Отъ секретаря военнаго департамента пришла слѣдующая телеграмма:
„Пріостановить habeas corpus. Поставить городъ на военное положеніе. Произвести необходимые аресты. Дѣйствовать быстро и рѣшительно. Доносить департаментамъ“.
Теперь мы имѣли возможность приступить къ дѣлу. Я приказалъ безъ шума арестовать хромого джентльмэна и привести его въ крѣпость. Я посадилъ его подъ стражу и запретилъ сообщаться съ нимъ. Онъ сначала возмущался, но скоро покорился.
Затѣмъ пришло извѣстіе, что видѣли, какъ Уиклоу передавалъ что-то одному изъ нашихъ новыхъ рекрутъ, и что какъ только онъ отвернулся отъ нихъ, они были схвачены и отведены подъ арестъ. На каждомъ былъ найденъ небольшой клочекъ бумаги съ слѣдующею надписью карандашамъ:
Орелъ Третій этажъ.
Помни ХХХХ.
Согласно инструкціямъ, я телеграфировалъ шифромъ въ департаментъ о сдѣланномъ прогрессѣ и описалъ записку. Повидимому, мы теперь были въ достаточно сильномъ положеніи, чтобы рискнуть обличить Уиклоу. Я послать за нимъ. Послалъ также за письмомъ къ доктору и получилъ его обратно съ донесеніемъ, что ни одинъ способъ не удался, но что онъ попробуетъ еще одинъ, когда я возвращу ему письмо.

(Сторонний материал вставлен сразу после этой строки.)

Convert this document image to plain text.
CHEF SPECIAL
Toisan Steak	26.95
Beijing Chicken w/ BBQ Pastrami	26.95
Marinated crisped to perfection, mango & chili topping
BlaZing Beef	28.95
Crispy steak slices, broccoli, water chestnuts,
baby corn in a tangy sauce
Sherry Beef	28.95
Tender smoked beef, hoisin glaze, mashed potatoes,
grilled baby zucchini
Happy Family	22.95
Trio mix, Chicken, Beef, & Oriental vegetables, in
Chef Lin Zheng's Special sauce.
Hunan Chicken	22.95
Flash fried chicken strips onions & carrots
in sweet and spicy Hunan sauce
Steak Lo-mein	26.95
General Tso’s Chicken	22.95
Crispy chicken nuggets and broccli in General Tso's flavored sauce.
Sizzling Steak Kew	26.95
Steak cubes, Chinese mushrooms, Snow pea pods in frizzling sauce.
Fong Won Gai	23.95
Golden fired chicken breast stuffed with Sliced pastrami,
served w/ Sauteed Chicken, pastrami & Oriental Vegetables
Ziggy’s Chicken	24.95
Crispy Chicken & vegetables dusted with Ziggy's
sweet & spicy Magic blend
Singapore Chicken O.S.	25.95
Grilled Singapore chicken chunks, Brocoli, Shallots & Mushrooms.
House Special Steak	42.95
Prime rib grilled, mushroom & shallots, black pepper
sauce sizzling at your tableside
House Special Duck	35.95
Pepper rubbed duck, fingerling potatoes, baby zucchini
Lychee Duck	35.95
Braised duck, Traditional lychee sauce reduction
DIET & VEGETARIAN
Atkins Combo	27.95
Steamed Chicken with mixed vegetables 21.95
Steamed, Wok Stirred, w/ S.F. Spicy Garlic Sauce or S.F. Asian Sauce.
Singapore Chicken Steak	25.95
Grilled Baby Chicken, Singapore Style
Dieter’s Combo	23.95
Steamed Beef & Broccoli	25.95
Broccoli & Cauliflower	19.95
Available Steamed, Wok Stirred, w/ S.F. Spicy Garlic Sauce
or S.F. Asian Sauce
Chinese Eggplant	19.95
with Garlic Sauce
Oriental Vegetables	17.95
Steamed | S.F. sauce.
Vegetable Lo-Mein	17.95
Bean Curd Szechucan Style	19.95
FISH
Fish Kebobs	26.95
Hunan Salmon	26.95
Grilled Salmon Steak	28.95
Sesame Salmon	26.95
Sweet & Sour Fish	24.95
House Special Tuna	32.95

Вошелъ Уиклоу. У него былъ нѣсколько тревожный, безпокойный взглядъ, но самъ онъ держалъ себя свободно и спокойно, и если подозрѣвалъ что-нибудь, то этого нельзя было узнать по его виду. Я съ минуту продержалъ его въ молчаніи, потомъ сказалъ пріятнымъ тономъ:
– Дитя мое, зачѣмъ же ты такъ часто ходишь въ эту старую конюшню?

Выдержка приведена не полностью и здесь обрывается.